The Color of the Sky

Sierra Nevada College

Incline Village, NV

2018

 

Exhibition Statement

Amanda Salov is an artist whose work examines the qualities of a moment, or the idea of a moment in physical form: temporal, fragile and fleeting. These moments are plastic, sometimes they seem to stretch translucent thin, changing in strength and quality. 

Filters must be applied to sort through all of the information that one encounters and attention drifts to what remains. Filters come in many forms and in the case of the recent series “Peaks and Valleys,” the filters appear in a slow processing, as each porcelain module is fashioned cell by cell, then mortared together. Peaks and Valleys is a physical manifestation of many things: watching the monitors of a loved one in an ICU room, an enchainment of the successes and failures of research, living in an isolated valley, the work of hanging lace, and a panoramic view of many mountains and valleys. Peaks and Valleys is also an understanding of things by relation; an understanding from everything but the actual thing that needs to be understood. 

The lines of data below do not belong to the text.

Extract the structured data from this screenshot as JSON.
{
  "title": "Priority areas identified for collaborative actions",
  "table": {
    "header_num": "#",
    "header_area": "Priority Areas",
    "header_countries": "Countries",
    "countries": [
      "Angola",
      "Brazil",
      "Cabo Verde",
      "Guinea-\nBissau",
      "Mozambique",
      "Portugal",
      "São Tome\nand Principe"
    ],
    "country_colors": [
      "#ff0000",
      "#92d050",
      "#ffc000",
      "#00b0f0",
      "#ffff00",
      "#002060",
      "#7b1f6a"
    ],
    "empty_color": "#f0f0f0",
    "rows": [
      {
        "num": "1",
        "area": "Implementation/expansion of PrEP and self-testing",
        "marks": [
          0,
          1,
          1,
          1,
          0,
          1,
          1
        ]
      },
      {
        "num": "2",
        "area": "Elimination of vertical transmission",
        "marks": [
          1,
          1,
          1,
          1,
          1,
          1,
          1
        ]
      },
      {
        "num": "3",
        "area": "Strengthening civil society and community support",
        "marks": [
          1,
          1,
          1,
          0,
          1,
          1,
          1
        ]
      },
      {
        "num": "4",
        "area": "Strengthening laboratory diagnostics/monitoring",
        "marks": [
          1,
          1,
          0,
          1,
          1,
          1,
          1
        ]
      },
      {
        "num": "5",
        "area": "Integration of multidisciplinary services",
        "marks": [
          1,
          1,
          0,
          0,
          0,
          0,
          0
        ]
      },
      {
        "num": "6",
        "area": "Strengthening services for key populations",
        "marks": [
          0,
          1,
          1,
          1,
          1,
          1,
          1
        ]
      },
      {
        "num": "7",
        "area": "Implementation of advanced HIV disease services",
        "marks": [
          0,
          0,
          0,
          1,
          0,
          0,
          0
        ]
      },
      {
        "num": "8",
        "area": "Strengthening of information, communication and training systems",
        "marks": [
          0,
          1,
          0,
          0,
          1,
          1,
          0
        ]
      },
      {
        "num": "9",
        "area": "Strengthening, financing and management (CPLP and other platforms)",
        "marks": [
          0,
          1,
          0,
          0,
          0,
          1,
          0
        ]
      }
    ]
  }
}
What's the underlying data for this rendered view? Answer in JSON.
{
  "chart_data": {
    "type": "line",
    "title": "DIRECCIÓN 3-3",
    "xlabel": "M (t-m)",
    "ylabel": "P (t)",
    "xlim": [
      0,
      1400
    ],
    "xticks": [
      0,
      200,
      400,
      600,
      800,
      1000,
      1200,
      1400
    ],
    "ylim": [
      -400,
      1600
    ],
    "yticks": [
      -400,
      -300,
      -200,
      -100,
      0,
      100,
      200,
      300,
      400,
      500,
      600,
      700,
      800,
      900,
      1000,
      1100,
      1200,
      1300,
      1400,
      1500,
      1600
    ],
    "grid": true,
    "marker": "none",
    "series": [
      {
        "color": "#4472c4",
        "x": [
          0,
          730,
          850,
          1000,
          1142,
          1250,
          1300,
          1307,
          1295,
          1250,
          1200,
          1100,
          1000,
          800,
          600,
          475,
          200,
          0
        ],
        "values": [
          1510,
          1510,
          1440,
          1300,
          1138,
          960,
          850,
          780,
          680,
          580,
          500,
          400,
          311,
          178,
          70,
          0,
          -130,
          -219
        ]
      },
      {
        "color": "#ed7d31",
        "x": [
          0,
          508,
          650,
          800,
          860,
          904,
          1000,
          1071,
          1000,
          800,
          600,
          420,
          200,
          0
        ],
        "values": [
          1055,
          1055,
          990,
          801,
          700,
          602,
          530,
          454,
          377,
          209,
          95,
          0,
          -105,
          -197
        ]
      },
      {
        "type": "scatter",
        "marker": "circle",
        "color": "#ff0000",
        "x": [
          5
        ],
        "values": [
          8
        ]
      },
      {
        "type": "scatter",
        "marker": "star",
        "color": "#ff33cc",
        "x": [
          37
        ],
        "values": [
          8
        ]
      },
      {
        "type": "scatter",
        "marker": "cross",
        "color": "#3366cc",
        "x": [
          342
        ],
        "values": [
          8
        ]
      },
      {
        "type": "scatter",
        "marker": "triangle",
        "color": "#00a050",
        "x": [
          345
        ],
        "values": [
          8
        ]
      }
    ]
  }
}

The Color of the Sky is both literal and metaphorical at times within this work. Color is relative and it is often taken for granted that the color of the sky is blue. When we look into the sky and carefully observe we can see that the colors vary from blue to pink, to orange, to pale grey peach fading into every other color. In this work, Amanda is interested in seeing color from its moment, “I want to touch it, manipulate it, squeeze it into form. I want to let it drift into another color, sometimes slowly. I want to have a physical knowledge of what it means to have color. It is my hope that through these observations, we may remember the task of naming things and not take what we have been told but see things fresh and in our own time.”